The maximum theoretical accuracy is about 10 degrees for Nao. The distance separating the robot and a sound source successfully located can reach several meters depending on the situation (reverberation, background noise, etc...). Once launched, this feature uses 3-5% of the CPU constantly and up to 10% for a few milliseconds when the location of a sound is being computed.

nao NAO - Limitations

The performance of the sound source localization engine is limited by how clearly the sound source can be heard with respect to background noise. Noisy or reverberant environments naturally tend to decrease the reliability of the module outputs. It will also detect and locate any loud sounds without being able by itself to filter out sound source that are not humans. Finally, only one sound source can be located at a time. The module can behave in a less reliable manner if the robot faces several loud noises at the same time. It will likely only output the direction of the loudest source.

juju Pepper - Performances

The angles provided by the sound source localization engine match the real position of the source with an average accuracy of 10 degrees, which is satisfactory for most uses. Note that the maximum theoretical accuracy depends on the microphones spatial configuration and on the sample rate of the measured signal, and is about 7 degrees.

The sound localization has been designed to be robust to reverberation and background noise, and if several sources are emitting sound, it will pick the loudest.

juju Pepper - Limitations

The performance of the sound source localization engine is limited by how clearly the sound source can be heard with respect to background noise. Noisy environments naturally tend to decrease the reliability of the module outputs. It will also detect and locate any sound without being able by itself to filter out sound source that are not humans. Finally, only one sound source can be located at a time. The module can behave in a less reliable manner if the robot faces several loud noises at the same time. Notice that the confidence indicator will drop in presence of noise, to reflect the loss in reliability.
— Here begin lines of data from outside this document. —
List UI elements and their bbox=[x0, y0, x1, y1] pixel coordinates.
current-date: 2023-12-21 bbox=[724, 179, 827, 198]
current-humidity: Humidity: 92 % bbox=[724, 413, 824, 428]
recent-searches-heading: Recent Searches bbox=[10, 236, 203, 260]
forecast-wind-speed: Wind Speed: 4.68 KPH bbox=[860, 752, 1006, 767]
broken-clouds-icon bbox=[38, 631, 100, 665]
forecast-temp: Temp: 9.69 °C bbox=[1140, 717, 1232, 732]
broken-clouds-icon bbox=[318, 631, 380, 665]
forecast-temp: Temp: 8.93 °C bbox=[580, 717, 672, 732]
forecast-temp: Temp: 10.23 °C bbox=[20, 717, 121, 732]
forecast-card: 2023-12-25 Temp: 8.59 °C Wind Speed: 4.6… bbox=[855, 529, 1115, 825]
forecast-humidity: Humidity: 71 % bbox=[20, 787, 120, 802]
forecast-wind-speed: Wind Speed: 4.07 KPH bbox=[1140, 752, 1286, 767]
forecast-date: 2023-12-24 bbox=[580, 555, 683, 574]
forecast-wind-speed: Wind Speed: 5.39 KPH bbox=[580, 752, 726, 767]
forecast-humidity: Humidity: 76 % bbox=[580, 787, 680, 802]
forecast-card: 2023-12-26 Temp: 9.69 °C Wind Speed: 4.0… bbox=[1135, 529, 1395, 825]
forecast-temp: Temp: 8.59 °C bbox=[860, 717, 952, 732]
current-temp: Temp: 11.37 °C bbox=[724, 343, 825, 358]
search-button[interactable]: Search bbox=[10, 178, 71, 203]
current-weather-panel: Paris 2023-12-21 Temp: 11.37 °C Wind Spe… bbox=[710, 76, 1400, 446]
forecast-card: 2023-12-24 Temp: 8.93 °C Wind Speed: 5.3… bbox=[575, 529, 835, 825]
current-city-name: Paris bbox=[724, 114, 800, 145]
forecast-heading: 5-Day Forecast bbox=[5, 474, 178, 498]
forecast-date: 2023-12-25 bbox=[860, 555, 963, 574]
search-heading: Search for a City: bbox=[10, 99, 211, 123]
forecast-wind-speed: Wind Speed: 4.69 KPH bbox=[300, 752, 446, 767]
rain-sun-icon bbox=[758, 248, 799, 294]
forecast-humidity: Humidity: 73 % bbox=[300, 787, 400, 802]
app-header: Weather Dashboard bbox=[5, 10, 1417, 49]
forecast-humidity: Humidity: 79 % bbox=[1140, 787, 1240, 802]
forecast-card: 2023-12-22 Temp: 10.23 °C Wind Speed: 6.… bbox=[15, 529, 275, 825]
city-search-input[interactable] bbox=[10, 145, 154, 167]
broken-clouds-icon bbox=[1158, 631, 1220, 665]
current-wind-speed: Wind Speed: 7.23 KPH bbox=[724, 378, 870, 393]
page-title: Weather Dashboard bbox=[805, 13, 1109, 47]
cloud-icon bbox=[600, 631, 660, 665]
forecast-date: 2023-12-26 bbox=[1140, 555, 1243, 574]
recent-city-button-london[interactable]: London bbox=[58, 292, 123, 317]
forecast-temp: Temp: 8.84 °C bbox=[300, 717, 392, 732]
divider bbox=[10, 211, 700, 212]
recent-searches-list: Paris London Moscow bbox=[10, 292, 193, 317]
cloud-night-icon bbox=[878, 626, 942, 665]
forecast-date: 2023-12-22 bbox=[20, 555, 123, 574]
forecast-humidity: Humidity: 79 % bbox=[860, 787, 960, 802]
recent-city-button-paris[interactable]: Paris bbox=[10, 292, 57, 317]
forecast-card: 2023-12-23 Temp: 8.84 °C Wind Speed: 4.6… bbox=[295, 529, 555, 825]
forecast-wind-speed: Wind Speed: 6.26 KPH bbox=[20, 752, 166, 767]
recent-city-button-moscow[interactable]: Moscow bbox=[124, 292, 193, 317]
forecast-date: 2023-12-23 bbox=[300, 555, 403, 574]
ALSoundLocalization is not robust if:

  • Signal to Noise Ratio is too weak (generally good at 3dB+)
  • Audio signal saturates (successfully tested at 80 dB / 2m)
  • Person behind the robot (more than 120° from the front)

ALSoundLocalization is not robust if:

  • Signal to Noise Ratio is too weak (generally good at 3dB+)
  • Audio signal saturates (successfully tested at 80 dB / 2m)
  • Person behind the robot (more than 120° from the front)

Getting started

Use the Sound Tracker Choregraphe Box after having set the robot’s stiffness to 1 (to enable head movements).

Use Cases

Here are some possible applications (from the simplest to the more ambitious ones) that can be built from the ability to locate sound sources.

Case 1: Noisy event localization

Using the ALSoundLocalization to have a person enter the camera field of view (as shown in the above example). This allows subsequent vision based features to work on relevant images (images showing a person for example). This is consequently of interest for these specific tasks:

  • Human Detection, Tracking and Recognition
  • Noisy Objects Detection, Tracking and Recognition

Case 2: Sound Source Separation

The localization estimates of ALSoundLocalization can be used to strengthen the Signal/Noise ratio in the corresponding direction - this is known as beamforming - and can critically enhance subsequent audio based algorithms such as speech recognition.

Case 3: Multimodal applications

These possible applications can also be mixed together, making the sound source localization the basic block for sophisticated applications such as:

  • Remote Monitoring / Security applications (the robot could track noises in an empty room, take pictures and record sounds in relevant directions, etc...)
  • Entertainment applications (by knowing who speaks and understanding what is being said, the robot could easily take part in a great variety of games with humans.)